The cover meant I simply couldn't resist this one when I saw it in the recent fiction arrivals section of the Village Bookshop at Matakana. However as I haven't had time to read it yet, it is in the holiday pile, I am featuring below the publisher's cover blurb.


A clever and witty novel about the power of reading and literature that also makes you consider what defines identity and our sense of belonging.
It is often said that ‘no one reads in Hollywood’, so when Anne – the quiet, clever but generally overlooked wife of powerful Hollywood producer, Howard – is asked by a studio executive for a reading list, it inadvertently leads to her starting a book group with a small number of her husband’s colleagues. They fall in love with literature, and with Anne’s stories about books, writers and reading, and the size and influence of the group keeps increasing, until something terrible unexpectedly tears Anne’s marriage and life apart.
It is here that Chandler Burr brings to the novel an incident that occurred in his own life: When Anne and Howard’s son, Sam, turns up at a Yeshira on a spring-break trip to Israel, he is forcibly ejected for not being a real Jew because his mother is not Jewish. This, in turn, spins Howard into an identity crisis, and he rejects his family to pursue his inherited identity. Determined to keep her family together, Anne is left to fight back the only way she knows how, through literature.
Cleverly combining playful cameos of real Hollywood characters with such a thought-provoking issue, You or Someone Like You is ultimately a tender and witty novel about how we translate our world through literature.

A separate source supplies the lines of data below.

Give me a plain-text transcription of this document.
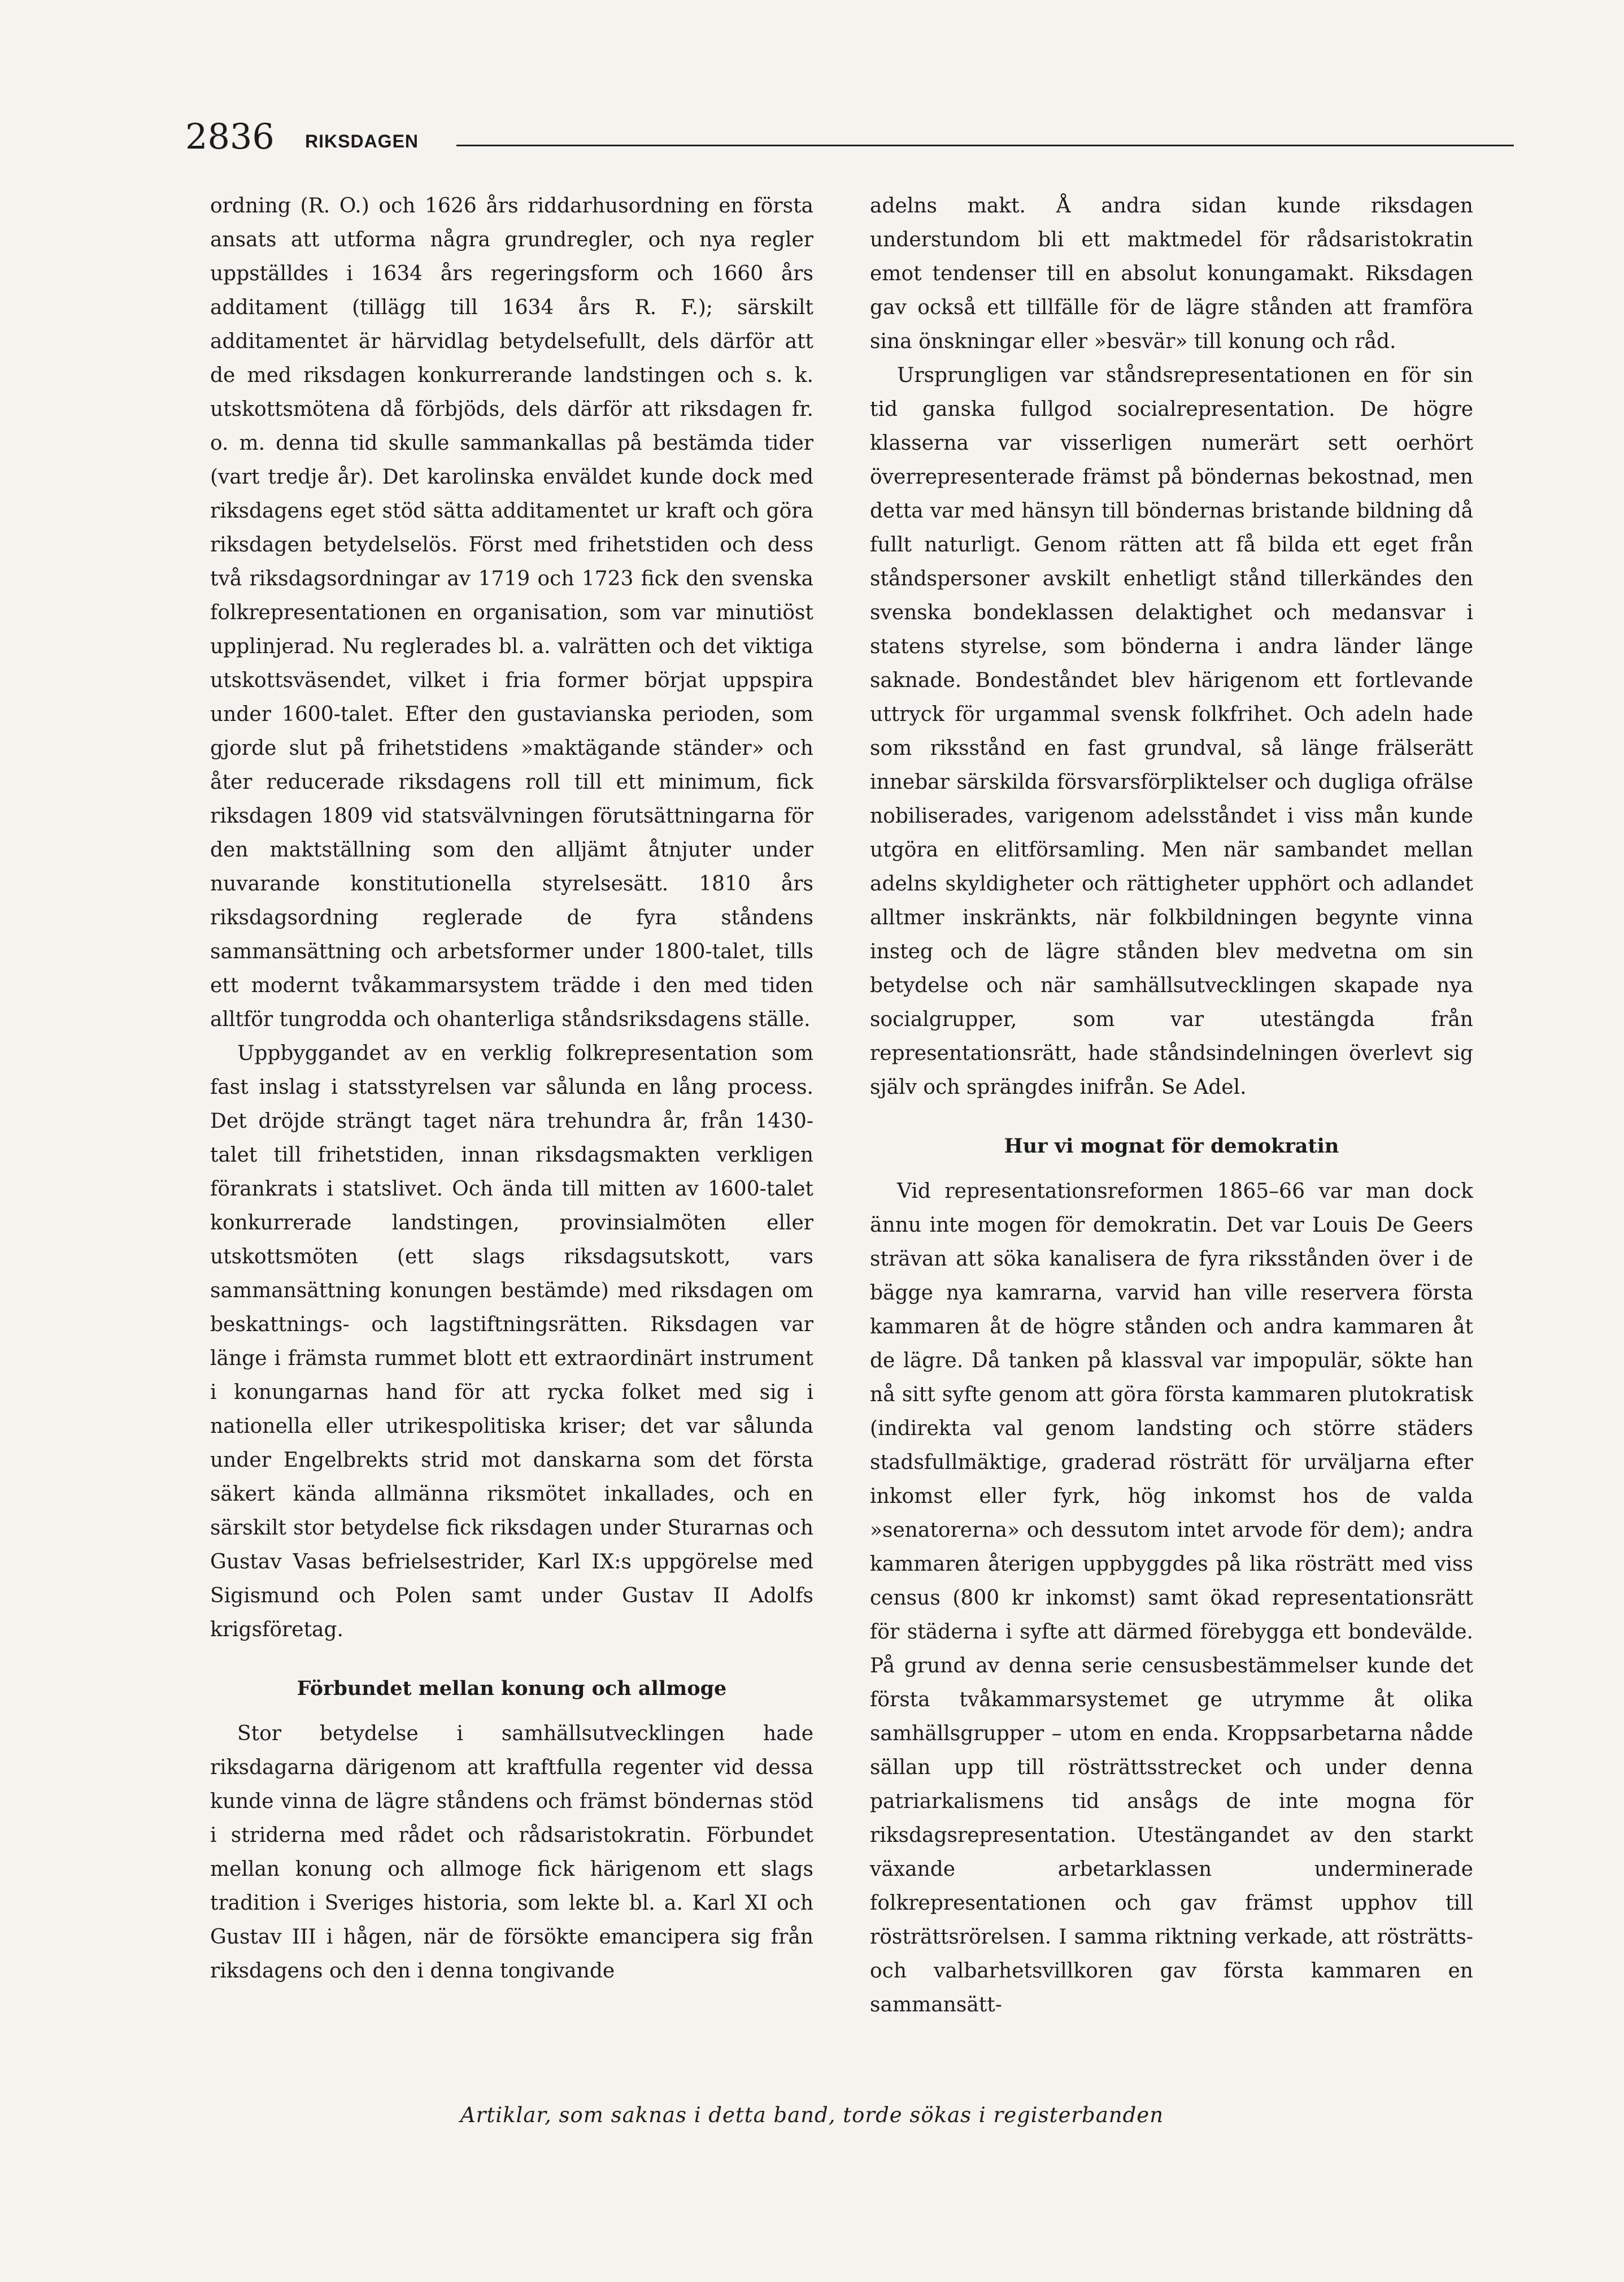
2836 RIKSDAGEN

ordning (R. O.) och 1626 års riddarhusordning en första ansats att utforma några grundregler, och nya regler uppställdes i 1634 års regeringsform och 1660 års additament (tillägg till 1634 års R. F.); särskilt additamentet är härvidlag betydelsefullt, dels därför att de med riksdagen konkurrerande landstingen och s. k. utskottsmötena då förbjöds, dels därför att riksdagen fr. o. m. denna tid skulle sammankallas på bestämda tider (vart tredje år). Det karolinska enväldet kunde dock med riksdagens eget stöd sätta additamentet ur kraft och göra riksdagen betydelselös. Först med frihetstiden och dess två riksdagsordningar av 1719 och 1723 fick den svenska folkrepresentationen en organisation, som var minutiöst upplinjerad. Nu reglerades bl. a. valrätten och det viktiga utskottsväsendet, vilket i fria former börjat uppspira under 1600-talet. Efter den gustavianska perioden, som gjorde slut på frihetstidens »maktägande ständer» och åter reducerade riksdagens roll till ett minimum, fick riksdagen 1809 vid statsvälvningen förutsättningarna för den maktställning som den alljämt åtnjuter under nuvarande konstitutionella styrelsesätt. 1810 års riksdagsordning reglerade de fyra ståndens sammansättning och arbetsformer under 1800-talet, tills ett modernt tvåkammarsystem trädde i den med tiden alltför tungrodda och ohanterliga ståndsriksdagens ställe.

Uppbyggandet av en verklig folkrepresentation som fast inslag i statsstyrelsen var sålunda en lång process. Det dröjde strängt taget nära trehundra år, från 1430-talet till frihetstiden, innan riksdagsmakten verkligen förankrats i statslivet. Och ända till mitten av 1600-talet konkurrerade landstingen, provinsialmöten eller utskottsmöten (ett slags riksdagsutskott, vars sammansättning konungen bestämde) med riksdagen om beskattnings- och lagstiftningsrätten. Riksdagen var länge i främsta rummet blott ett extraordinärt instrument i konungarnas hand för att rycka folket med sig i nationella eller utrikespolitiska kriser; det var sålunda under Engelbrekts strid mot danskarna som det första säkert kända allmänna riksmötet inkallades, och en särskilt stor betydelse fick riksdagen under Sturarnas och Gustav Vasas befrielsestrider, Karl IX:s uppgörelse med Sigismund och Polen samt under Gustav II Adolfs krigsföretag.

Förbundet mellan konung och allmoge

Stor betydelse i samhällsutvecklingen hade riksdagarna därigenom att kraftfulla regenter vid dessa kunde vinna de lägre ståndens och främst böndernas stöd i striderna med rådet och rådsaristokratin. Förbundet mellan konung och allmoge fick härigenom ett slags tradition i Sveriges historia, som lekte bl. a. Karl XI och Gustav III i hågen, när de försökte emancipera sig från riksdagens och den i denna tongivande

adelns makt. Å andra sidan kunde riksdagen understundom bli ett maktmedel för rådsaristokratin emot tendenser till en absolut konungamakt. Riksdagen gav också ett tillfälle för de lägre stånden att framföra sina önskningar eller »besvär» till konung och råd.

Ursprungligen var ståndsrepresentationen en för sin tid ganska fullgod socialrepresentation. De högre klasserna var visserligen numerärt sett oerhört överrepresenterade främst på böndernas bekostnad, men detta var med hänsyn till böndernas bristande bildning då fullt naturligt. Genom rätten att få bilda ett eget från ståndspersoner avskilt enhetligt stånd tillerkändes den svenska bondeklassen delaktighet och medansvar i statens styrelse, som bönderna i andra länder länge saknade. Bondeståndet blev härigenom ett fortlevande uttryck för urgammal svensk folkfrihet. Och adeln hade som riksstånd en fast grundval, så länge frälserätt innebar särskilda försvarsförpliktelser och dugliga ofrälse nobiliserades, varigenom adelsståndet i viss mån kunde utgöra en elitförsamling. Men när sambandet mellan adelns skyldigheter och rättigheter upphört och adlandet alltmer inskränkts, när folkbildningen begynte vinna insteg och de lägre stånden blev medvetna om sin betydelse och när samhällsutvecklingen skapade nya socialgrupper, som var utestängda från representationsrätt, hade ståndsindelningen överlevt sig själv och sprängdes inifrån. Se Adel.

Hur vi mognat för demokratin

Vid representationsreformen 1865–66 var man dock ännu inte mogen för demokratin. Det var Louis De Geers strävan att söka kanalisera de fyra riksstånden över i de bägge nya kamrarna, varvid han ville reservera första kammaren åt de högre stånden och andra kammaren åt de lägre. Då tanken på klassval var impopulär, sökte han nå sitt syfte genom att göra första kammaren plutokratisk (indirekta val genom landsting och större städers stadsfullmäktige, graderad rösträtt för urväljarna efter inkomst eller fyrk, hög inkomst hos de valda »senatorerna» och dessutom intet arvode för dem); andra kammaren återigen uppbyggdes på lika rösträtt med viss census (800 kr inkomst) samt ökad representationsrätt för städerna i syfte att därmed förebygga ett bondevälde. På grund av denna serie censusbestämmelser kunde det första tvåkammarsystemet ge utrymme åt olika samhällsgrupper – utom en enda. Kroppsarbetarna nådde sällan upp till rösträttsstrecket och under denna patriarkalismens tid ansågs de inte mogna för riksdagsrepresentation. Utestängandet av den starkt växande arbetarklassen underminerade folkrepresentationen och gav främst upphov till rösträttsrörelsen. I samma riktning verkade, att rösträtts- och valbarhetsvillkoren gav första kammaren en sammansätt-

Artiklar, som saknas i detta band, torde sökas i registerbanden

You or Someone Like You is a pitch-perfect, often very funny novel about why, in this crazy world, we still bother to read. It’s for anyone who defiantly clings to the belief that a book can change our lives.’
David Ebershoff, author of The 19th Wife and The Danish Girl

well-crafted and thoroughly enjoyable.’ Jewish Book World

‘A true celebration of intellect . . . examines the personal decision each of us must make to run from, or embrace, our identity.’ Publishers Weekly

A savvy novel that deals with Hollywood from a cultural rather than a tabloid perspective.’ Kirkus Review (starred)

About the author
Chandler Burr is the author of a number of non-fiction books including A Separate Creation, The Emperor of Scent, and The Perfect Scent. He is the scent critic for The New York Times Style Magazine, and has published several articles in the New Yorker. This is his first novel.